After Prohibition, Texas banned Sunday liquor sales and did not allow consumers to buy liquor by the drink. This kept Juarez bars in business and still made it a hotspot for the likes of Marilyn Monroe.

Mexican-made whiskey continued to find solid representation in U.S. bars and even promoted its duty free status as Bourbon. In 1948 and 1949, Waterfill & Frazier’s D.W. Distillery sold 6,000 barrels legally to the United States, while its neighbour, D.M. Distillery, aggressively advertised in American newspapers.

From a 1951 Juarez Whiskey newspaper ad: “Only the finest grains of wheat and corn, carefully milled and blended, are skillfully distilled and slowly aged to bring you the finest Kentucky-type Bourbon.”

Meanwhile, U.S. whiskey makers were finally building market share after Prohibition and World War II.

In the early 1960s, Pappy Van Winkle engaged the Dowlings in a series of correspondence urging them to discontinue the use of Bourbon in their labelling.

The Dowlings signed an agreement to ceased and desist labelling Bourbon.
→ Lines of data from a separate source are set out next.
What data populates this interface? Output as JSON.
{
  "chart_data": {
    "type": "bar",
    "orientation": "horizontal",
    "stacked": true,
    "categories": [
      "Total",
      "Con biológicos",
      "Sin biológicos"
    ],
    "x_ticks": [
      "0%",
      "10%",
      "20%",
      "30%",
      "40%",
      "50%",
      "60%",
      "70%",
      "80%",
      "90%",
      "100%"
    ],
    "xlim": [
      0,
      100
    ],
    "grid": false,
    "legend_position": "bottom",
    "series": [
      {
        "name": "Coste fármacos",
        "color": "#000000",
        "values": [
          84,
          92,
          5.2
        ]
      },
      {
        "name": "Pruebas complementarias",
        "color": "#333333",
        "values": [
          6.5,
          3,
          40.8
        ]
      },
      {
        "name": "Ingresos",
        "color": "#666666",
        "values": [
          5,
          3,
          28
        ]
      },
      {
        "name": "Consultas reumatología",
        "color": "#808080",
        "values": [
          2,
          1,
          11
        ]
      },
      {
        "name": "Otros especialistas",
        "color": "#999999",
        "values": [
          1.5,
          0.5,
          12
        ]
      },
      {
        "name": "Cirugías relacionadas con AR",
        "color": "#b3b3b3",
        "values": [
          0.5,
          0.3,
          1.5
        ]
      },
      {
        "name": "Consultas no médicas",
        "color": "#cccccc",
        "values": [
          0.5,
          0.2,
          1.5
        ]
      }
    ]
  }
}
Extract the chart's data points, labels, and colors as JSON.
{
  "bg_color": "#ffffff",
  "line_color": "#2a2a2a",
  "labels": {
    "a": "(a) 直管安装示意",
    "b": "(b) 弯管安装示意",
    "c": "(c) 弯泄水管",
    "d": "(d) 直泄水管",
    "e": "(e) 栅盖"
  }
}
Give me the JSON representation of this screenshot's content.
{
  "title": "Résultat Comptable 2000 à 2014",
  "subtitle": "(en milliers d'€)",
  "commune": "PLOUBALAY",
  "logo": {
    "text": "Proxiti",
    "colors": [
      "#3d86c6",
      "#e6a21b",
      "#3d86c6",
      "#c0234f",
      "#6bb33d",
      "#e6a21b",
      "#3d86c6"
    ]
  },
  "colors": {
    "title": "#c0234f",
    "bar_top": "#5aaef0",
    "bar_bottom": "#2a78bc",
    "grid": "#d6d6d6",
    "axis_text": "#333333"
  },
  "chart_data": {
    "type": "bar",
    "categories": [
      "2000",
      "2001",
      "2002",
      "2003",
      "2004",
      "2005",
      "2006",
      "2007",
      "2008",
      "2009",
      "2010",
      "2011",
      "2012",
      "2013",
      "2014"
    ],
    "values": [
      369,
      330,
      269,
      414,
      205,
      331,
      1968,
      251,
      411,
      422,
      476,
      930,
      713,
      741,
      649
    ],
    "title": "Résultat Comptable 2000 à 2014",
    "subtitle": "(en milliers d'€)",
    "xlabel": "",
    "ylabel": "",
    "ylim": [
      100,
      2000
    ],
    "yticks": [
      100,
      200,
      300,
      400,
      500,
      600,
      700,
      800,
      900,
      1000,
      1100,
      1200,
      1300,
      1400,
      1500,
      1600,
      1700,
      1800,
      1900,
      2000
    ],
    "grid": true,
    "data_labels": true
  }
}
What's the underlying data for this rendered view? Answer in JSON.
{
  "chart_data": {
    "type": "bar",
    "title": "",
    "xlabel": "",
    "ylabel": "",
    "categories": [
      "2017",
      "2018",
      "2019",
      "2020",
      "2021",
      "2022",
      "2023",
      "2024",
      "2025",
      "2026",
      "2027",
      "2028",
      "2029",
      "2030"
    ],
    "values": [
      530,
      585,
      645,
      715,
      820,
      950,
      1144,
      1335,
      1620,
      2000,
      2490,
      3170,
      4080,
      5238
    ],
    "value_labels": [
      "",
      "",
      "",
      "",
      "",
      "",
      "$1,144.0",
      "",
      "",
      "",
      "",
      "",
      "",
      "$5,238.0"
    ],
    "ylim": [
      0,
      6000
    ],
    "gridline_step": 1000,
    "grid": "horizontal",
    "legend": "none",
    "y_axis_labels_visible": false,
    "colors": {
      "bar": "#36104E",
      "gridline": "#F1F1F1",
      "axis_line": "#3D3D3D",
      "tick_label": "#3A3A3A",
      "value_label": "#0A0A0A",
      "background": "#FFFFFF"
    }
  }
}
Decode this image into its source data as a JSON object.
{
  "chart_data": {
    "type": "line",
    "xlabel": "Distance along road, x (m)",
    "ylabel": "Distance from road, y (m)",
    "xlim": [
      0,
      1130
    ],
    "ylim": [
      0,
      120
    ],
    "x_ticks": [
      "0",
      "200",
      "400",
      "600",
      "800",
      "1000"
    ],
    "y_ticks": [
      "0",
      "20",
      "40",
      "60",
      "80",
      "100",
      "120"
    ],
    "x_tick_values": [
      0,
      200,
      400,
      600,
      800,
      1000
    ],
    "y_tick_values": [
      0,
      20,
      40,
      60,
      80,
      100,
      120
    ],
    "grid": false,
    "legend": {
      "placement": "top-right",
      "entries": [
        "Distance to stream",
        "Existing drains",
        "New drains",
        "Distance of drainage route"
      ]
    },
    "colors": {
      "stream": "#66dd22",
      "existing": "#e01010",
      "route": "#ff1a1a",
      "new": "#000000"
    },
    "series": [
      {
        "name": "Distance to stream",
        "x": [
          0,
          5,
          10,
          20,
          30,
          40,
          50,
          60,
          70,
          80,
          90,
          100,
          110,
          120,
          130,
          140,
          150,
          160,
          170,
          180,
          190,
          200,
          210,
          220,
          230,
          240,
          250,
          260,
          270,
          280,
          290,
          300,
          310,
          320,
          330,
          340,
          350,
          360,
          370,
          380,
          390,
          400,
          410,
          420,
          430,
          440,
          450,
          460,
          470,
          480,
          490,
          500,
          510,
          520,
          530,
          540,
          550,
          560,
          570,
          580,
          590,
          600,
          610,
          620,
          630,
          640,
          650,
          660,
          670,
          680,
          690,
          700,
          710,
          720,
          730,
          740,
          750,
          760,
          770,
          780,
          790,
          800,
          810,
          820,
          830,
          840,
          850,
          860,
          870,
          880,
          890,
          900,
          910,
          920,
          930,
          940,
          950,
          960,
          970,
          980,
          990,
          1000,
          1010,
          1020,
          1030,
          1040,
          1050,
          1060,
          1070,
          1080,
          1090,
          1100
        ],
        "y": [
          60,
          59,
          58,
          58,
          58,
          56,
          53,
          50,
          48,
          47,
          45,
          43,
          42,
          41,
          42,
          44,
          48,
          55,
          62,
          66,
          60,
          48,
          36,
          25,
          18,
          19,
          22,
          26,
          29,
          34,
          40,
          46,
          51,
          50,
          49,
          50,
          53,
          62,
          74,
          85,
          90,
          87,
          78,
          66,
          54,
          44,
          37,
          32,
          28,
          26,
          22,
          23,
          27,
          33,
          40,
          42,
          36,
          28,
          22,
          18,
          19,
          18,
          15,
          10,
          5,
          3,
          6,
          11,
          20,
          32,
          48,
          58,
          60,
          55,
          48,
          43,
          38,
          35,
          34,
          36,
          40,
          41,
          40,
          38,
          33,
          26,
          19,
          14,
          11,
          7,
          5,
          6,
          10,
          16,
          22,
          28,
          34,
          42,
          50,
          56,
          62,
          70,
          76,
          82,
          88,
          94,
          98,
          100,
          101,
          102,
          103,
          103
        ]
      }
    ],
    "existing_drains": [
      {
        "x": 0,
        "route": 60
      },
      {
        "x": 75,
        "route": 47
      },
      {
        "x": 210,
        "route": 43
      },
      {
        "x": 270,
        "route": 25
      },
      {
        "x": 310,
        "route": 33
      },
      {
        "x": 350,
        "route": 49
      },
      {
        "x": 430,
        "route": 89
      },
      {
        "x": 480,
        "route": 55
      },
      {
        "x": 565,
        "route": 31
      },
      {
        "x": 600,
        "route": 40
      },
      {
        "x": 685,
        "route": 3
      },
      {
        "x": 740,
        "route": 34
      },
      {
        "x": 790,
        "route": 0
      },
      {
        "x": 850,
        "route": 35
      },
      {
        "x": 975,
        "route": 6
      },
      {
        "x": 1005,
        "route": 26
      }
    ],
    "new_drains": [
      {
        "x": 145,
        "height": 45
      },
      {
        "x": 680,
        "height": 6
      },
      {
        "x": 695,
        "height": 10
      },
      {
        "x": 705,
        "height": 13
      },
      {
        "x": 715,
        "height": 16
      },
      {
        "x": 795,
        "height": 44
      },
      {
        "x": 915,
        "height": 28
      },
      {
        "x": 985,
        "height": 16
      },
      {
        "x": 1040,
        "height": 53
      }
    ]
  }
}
But when D.W. Distillery announced a $1-million expansion to its Juarez operation in early 1960s, the company still referred to its whiskey as Bourbon.

Nonetheless, the Juarez whiskey enthusiasm slowly dissipated and U.S. law sought to cripple Mexican Bourbon.

In 1965, the United States decreased the amount of whiskey people could bring across the border from one gallon to one quart. Duty taxes were also imposed and in 1971, Texas legislature created a mixed beverage permit that allowed liquor sales by the drink. The Dowlings had their distillery, and its new owners, the Mascarenes family, moved from whiskey to neutral grain spirits.

Today, Juarez is known for tequila production and the once-famous bars have become victims to Drug Cartel violence.

As for the whiskey distilleries, they are shells of their former selves. D.M. and D.W. whiskeys appear on eBay from time to time, but they are largely forgotten. Mexicans want to talk tequila or Mescal, not whiskey, and the Cartel violence keeps historians from thoroughly investigating the distilleries.

But, for a solid 30 year run, Juarez whiskey supplied the United States.